Aveva la delega per il collegamento investigativo su Bologna con la Dna e la delega per le indagini specifiche. E fu questa delega a non essere prorogata.
Dalla Dna non venne mandato alcun pm. A chi rimase la delega?
Ai colleghi di Bologna. Oltre a me, Mescolini, Enrico Cieri e Beatrice Ronchi.
Fece qualcosa per cercare di superare questi contrasti fra i due magistrati?
Io facevo una riunione di coordinamento settimanale dove davo l’impronta e la traccia investigativa. Per le attività essenziali partecipavo direttamente (vedasi l’esame come persona informata dei fatti, ad ottobre del 2012, dell’allora sindaco di Reggio Emilia Graziano Del Rio, ndr).
Le riunioni erano solo a Bologna?
Venne fatta una riunione anche a Roma davanti al procuratore nazionale dove partecipò anche il procuratore di Catanzaro.
Che rapporti aveva con Roberti?
Un rapporto risalente.
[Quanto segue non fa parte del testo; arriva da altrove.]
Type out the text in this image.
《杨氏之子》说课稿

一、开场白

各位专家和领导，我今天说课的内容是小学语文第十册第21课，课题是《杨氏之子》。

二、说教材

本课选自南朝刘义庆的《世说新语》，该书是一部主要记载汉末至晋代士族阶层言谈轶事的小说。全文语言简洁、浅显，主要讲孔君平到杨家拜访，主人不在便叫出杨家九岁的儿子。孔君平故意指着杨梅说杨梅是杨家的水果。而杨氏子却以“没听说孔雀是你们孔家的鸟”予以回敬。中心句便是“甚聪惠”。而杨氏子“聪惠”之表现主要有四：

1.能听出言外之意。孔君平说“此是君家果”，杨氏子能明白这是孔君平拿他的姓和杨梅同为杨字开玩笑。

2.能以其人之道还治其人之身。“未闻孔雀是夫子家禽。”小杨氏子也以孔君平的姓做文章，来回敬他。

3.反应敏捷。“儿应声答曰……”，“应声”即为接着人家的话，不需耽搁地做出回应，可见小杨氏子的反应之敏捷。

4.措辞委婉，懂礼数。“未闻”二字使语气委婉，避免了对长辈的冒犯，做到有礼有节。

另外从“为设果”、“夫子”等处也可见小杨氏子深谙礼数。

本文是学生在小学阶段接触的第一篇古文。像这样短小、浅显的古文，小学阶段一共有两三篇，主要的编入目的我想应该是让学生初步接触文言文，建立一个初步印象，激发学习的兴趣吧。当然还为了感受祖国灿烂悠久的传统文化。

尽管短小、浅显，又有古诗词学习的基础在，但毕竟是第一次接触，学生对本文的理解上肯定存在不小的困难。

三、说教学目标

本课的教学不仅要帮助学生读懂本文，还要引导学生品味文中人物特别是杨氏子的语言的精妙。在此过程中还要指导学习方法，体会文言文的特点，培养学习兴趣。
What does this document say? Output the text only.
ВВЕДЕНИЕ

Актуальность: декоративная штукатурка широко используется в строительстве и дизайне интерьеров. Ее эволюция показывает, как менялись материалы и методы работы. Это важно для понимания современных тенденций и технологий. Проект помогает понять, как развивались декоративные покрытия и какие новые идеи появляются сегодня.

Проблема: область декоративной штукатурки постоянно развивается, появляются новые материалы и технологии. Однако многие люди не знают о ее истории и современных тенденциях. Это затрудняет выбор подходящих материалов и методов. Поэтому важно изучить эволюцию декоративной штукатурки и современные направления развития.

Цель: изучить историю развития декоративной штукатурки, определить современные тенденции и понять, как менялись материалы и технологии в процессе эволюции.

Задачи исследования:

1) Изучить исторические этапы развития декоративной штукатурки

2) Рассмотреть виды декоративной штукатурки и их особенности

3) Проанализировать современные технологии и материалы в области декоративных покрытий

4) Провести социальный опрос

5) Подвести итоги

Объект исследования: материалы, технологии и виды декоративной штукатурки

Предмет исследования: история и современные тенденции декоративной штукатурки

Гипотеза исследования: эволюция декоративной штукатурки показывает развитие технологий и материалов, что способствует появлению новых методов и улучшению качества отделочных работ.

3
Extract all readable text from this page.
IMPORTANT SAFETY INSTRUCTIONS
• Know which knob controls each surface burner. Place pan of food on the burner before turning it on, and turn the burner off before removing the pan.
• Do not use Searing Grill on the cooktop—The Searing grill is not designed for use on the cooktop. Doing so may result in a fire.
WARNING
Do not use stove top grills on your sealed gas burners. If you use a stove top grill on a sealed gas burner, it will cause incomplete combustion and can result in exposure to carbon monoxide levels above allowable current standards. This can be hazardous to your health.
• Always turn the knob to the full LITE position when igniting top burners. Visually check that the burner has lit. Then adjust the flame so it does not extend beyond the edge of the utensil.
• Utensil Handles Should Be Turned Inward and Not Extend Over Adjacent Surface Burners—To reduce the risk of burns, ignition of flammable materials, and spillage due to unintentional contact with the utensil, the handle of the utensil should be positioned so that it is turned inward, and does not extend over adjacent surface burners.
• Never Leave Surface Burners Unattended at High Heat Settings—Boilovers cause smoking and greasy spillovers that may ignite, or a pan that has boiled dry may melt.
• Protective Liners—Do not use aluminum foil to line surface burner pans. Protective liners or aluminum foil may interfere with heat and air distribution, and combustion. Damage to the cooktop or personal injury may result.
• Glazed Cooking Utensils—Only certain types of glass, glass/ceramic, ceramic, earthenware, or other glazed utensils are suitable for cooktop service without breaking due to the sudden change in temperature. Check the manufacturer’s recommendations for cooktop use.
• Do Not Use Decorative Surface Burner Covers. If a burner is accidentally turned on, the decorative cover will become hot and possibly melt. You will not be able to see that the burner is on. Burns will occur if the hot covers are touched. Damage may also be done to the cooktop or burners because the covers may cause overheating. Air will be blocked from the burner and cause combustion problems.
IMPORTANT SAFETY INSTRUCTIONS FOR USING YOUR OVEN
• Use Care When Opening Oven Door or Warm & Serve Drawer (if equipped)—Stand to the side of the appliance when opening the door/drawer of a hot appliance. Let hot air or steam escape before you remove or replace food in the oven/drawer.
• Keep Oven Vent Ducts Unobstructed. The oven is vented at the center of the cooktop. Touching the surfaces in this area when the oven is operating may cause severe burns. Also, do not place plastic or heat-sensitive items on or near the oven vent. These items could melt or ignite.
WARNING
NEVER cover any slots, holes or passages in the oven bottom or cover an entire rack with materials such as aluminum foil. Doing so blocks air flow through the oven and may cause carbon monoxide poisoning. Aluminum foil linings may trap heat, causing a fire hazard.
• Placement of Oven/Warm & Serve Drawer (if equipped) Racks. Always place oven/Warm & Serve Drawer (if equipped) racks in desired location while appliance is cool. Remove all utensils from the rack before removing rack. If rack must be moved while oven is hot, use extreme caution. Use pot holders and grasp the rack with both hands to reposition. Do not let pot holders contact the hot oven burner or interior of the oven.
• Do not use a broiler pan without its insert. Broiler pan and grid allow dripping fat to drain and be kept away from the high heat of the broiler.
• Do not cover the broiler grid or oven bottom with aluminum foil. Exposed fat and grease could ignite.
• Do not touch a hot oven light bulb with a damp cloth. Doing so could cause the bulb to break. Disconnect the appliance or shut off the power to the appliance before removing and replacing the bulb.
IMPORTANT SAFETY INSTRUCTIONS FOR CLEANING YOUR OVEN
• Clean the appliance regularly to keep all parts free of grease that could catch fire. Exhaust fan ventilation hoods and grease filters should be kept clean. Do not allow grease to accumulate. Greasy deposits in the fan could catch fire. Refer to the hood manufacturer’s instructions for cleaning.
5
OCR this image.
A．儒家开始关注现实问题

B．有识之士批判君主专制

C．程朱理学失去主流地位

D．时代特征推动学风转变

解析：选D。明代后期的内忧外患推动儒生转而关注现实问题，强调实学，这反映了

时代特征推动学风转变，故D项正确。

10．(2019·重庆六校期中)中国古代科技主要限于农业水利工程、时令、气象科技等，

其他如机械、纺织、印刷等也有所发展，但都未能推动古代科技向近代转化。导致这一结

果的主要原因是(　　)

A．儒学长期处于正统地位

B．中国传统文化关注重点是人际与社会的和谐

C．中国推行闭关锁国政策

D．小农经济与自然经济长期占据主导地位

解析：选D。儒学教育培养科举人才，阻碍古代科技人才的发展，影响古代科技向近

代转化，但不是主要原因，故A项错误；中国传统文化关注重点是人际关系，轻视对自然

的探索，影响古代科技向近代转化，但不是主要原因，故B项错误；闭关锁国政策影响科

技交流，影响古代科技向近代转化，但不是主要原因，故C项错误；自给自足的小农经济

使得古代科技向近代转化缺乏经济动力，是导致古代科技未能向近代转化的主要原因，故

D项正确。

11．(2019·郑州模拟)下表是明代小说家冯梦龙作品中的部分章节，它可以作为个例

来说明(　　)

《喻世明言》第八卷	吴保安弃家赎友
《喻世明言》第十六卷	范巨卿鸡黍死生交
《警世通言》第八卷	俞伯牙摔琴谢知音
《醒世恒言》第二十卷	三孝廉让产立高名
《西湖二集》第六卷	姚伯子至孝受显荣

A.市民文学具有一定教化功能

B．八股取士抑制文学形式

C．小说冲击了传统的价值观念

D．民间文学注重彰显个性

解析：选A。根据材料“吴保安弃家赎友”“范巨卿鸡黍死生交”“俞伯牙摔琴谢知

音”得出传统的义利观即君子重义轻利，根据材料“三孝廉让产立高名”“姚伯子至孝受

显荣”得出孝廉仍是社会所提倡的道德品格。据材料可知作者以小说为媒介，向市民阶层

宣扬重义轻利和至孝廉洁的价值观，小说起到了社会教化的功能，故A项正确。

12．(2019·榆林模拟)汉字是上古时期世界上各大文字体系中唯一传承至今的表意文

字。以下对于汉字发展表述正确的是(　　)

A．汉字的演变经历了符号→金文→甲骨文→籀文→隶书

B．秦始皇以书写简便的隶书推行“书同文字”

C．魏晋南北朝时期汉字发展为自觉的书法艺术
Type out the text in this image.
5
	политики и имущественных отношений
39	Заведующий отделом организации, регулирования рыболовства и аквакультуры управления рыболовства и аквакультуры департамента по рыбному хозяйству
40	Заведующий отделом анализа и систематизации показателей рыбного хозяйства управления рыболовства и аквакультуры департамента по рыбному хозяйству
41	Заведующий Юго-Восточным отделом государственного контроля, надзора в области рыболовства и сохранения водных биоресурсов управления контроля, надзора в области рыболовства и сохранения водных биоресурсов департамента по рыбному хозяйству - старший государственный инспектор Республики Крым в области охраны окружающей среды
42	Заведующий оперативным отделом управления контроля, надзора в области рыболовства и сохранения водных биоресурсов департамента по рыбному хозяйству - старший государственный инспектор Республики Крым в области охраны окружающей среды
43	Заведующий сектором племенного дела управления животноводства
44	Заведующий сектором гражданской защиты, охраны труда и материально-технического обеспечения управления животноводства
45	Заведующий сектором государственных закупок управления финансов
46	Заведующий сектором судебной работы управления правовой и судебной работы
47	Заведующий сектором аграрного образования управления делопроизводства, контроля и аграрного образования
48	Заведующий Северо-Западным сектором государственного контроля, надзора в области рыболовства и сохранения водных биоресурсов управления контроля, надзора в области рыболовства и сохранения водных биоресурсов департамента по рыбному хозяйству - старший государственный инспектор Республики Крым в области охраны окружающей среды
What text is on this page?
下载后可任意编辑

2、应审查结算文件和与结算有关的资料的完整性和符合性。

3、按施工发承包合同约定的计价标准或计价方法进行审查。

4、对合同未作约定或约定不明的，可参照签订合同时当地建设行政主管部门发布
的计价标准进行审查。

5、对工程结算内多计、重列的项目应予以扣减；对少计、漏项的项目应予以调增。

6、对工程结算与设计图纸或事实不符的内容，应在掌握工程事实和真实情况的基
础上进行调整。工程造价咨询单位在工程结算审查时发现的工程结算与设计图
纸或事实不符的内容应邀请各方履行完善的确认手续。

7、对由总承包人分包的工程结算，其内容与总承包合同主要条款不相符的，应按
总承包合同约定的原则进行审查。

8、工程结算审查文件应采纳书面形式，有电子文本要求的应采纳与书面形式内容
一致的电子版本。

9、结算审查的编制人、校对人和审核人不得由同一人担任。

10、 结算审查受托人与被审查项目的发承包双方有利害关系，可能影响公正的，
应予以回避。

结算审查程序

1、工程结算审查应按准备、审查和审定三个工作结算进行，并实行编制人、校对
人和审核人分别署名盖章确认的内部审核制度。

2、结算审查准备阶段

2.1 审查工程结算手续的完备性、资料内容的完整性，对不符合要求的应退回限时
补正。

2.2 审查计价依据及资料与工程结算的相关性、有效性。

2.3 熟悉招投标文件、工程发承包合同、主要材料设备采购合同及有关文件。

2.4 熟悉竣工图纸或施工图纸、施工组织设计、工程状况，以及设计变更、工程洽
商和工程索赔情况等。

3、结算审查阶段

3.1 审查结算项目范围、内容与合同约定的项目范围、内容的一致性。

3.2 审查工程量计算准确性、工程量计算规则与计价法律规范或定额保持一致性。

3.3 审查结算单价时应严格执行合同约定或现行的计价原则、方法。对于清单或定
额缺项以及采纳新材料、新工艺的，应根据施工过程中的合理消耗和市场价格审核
Siamo stati in corsa per il posto di procuratore nazionale antimafia e vinse lui al ballottaggio. Abbiamo lavorato insieme tanti anni alla Dna. Ci è stato sempre vicino. Quando ci furono gli arresti venne alla conferenza stampa.
Pennisi lasciò l’incarico otto mesi prima dell’esecuzione delle misure cautelari. Lei?
Cinque mesi dopo, a luglio del 2015 andai a Milano come procuratore generale. E non ho seguito più nulla dell’indagine. Come vuole la legge.
Si è parlato di note dei Servizi su esponenti locali del Pd che non sono state approfondite.
Le note dei Servizi sono uno spunto per le indagini. Poi però servono le prove, ci vogliono elementi certi per fare i processi.
Si è parlato del viaggio che l’allora sindaco Delrio aveva fatto a Cutro, paese d’origine del boss Nicolino Grande Aracri.
Come dissi a suo tempo era una posizione che bisognava approfondire. Ricordo che alle riunioni dicevo: “Ragazzi con tutto il materiale raccolto c’è da lavorare per dieci anni”.
Quindi ci sarebbe ancora tanto da fare?
Ripeto, non so cosa è successo dopo. Parlo solo delle cose che conosco e che ho fatto. E comunque si è sempre in tempo per andare avanti. L’indagine può durare tanti anni.